Re: Does a low SWR mean your antenna is a great performer?

John Haskell <jasm2213@...>

What George quoted from ham.stackexchange is correct.

To take it a bit further, SWR can be pretty much ignored.  If your solid state transmitter functions with normal output power versus shutting down, then SWR really does not matter much for most installations.  This is particularly true at HF where cable loss is minimal.  At UHF and with a long transmission line SWR can cause unacceptable losses.  

Here are a couple of examples of SWR versus loss using inexpensive RG-58.

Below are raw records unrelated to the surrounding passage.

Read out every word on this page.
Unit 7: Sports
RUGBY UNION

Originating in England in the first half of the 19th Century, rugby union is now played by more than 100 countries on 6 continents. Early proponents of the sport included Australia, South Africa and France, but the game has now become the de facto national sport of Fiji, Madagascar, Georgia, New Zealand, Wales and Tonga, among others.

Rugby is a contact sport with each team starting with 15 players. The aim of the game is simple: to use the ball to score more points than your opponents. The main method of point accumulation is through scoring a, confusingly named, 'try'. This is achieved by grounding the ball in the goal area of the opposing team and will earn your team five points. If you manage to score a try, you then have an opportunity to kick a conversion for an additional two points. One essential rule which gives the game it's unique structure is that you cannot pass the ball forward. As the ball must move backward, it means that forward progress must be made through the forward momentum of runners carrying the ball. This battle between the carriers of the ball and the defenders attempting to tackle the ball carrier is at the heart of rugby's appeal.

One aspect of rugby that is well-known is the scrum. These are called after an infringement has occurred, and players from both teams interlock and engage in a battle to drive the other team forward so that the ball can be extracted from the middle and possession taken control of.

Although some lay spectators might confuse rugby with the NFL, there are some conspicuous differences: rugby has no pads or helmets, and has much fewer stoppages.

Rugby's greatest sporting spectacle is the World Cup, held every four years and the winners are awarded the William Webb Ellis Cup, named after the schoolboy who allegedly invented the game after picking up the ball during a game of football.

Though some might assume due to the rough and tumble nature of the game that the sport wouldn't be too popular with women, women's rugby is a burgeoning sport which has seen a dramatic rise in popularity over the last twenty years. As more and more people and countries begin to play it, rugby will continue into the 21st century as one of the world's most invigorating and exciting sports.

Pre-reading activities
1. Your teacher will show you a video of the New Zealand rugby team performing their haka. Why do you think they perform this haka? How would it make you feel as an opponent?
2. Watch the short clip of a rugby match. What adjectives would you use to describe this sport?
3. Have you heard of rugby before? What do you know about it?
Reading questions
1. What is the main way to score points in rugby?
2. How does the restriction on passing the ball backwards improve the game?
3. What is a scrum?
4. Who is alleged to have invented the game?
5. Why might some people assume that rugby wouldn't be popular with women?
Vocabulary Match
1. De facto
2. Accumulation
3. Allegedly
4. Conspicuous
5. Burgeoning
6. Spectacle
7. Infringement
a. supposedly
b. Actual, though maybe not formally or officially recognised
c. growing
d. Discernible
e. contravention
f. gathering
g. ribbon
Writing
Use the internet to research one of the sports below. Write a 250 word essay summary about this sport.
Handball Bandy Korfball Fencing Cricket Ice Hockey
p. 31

Assume 7MHz and 75 feet of RG-58.  The cable loss is .9dB with a SWR of 1.

But what if the SWR is 2:1?  The extra loss due to this SWR is .2dB, e.g., negligible.

For a mobile set up on 442.1MHz..   Many people go nuts with low loss cables.  Not me. I use RG-58 in the car.  Here is why.  For 442MHz, 10feet of cable, and a 2:1 SWR, the additional loss due to the 2:1 SWR versus a perfect match is .2dB.  I do not believe you will notice that extra loss.

I have been considering putting a transmission line/SWR presentation together for TLARC in hopes of dispelling some of the common myths.  If there is interest let me know.  Maybe that will get me off my butt.